Delicious in Dungeon (Volume 1)
The manga every nerd is talking about now thanks to its just-released and much-heralded anime adaptation. I picked up this first volume partway through last year after numerous friends and acquaintances recommended it. It didn't disappoint. I especially appreciated its quirky cast and the strange creatures they discovered -- and ultimately devoured -- in the dungeon of this manga's title. My only complaint is that it left me desperately wanting to learn more about the ragtag group's underground exploits.

From Beyond
I've been drawn to horror movies since I was a kid. I didn't watch too many of them until I was quite a bit older, though. As such, I missed seeing most of the classics -- and not-so-classics -- that came out during my youth. A few years ago, I decided to play catch-up. This 1986 flick was one of the few I watched in 2023, but I think it would've stood out even if I'd managed more. The story is unique -- a pair of scientists build a device that lets them see and interact with deadly creatures from another dimension -- and the cast is surprisingly adept. Long story short, I'd watch From Beyond again, which is something I can't say of all the horror flicks I've watched recently. 

This 1989 effort from Dan Simmons has been a real highlight of my multi-year endeavor to read some of the classic sci-fi novels that have heretofore avoided my radar. It reads like a futuristic reimagining of The Canterbury Tales, though Hyperion follows six pilgrims rather than 24. I likely would've found the cliffhanger ending disappointing had I not bought the follow-up as soon as the story clicked with me (spoiler: it didn't take long), but I did, so no complaints from me. On the contrary, Hyperion is now firmly ensconced on my list of books to reread ASAP.

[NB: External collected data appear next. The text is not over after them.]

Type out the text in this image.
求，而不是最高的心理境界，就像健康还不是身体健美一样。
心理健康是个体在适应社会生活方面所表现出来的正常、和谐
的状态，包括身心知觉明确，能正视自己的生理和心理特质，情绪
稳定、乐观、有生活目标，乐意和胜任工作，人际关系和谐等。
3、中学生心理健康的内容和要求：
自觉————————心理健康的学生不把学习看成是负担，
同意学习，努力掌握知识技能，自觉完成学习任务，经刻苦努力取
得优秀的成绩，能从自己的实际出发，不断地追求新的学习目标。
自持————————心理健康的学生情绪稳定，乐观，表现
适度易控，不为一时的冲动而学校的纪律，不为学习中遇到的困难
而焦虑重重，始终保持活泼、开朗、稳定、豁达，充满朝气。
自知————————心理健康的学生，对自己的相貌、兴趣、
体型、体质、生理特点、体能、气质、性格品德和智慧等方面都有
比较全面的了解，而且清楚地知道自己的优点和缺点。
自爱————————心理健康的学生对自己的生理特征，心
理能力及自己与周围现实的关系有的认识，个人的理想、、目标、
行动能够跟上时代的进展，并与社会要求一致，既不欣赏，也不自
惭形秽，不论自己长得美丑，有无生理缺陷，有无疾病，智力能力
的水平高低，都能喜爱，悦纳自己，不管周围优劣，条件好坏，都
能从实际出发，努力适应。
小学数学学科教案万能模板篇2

Killer Klowns from Outer Space
Don't laugh (or jeer), but I didn't even know this 1988 film, now considered a cult classic, existed until I stumbled across it last fall. It didn't scare me or gross me out like I expected it to, but I got a kick out of it all the same. The titular "klowns" are equal parts creepy and goofy and elevate the rather ho-hum story to something surprisingly compelling. Honestly, I'll probably revisit Killer Klowns from Outer Space several times in the future thanks to the impressive practical effects alone.

Laid-Back Camp
(Volumes 8-13)
I read six volumes of Laid-Back Camp last year and loved each one. Truth be told, I often have a hard time telling these camping- and cooking-obsessed girls apart, aside from spirited Nadeshiko and serious Rin, but it doesn't cause me to enjoy their far-flung adventures any less. The way artist and writer Afro weaves together the girls' stories, their seemingly encyclopedic knowledge of both camping and cooking, and Japan's plethora of sheltering spots is as impressive as it is pleasing.

The Wind from Nowhere
I gained access to this J.G. Ballard novel when I bought a book that included it as well as one of the author's best-known works, The Drowned World. Of the two, I far preferred The Wind from Nowhere, which follows a trio of men who try their best to survive an unexplained global increase (five miles per hour per day) in wind speeds. It's not perfect, partially explaining why Ballard eventually disowned it, but it tells a unique apocalyptic story that keeps you solidly in its grasp until the very last page.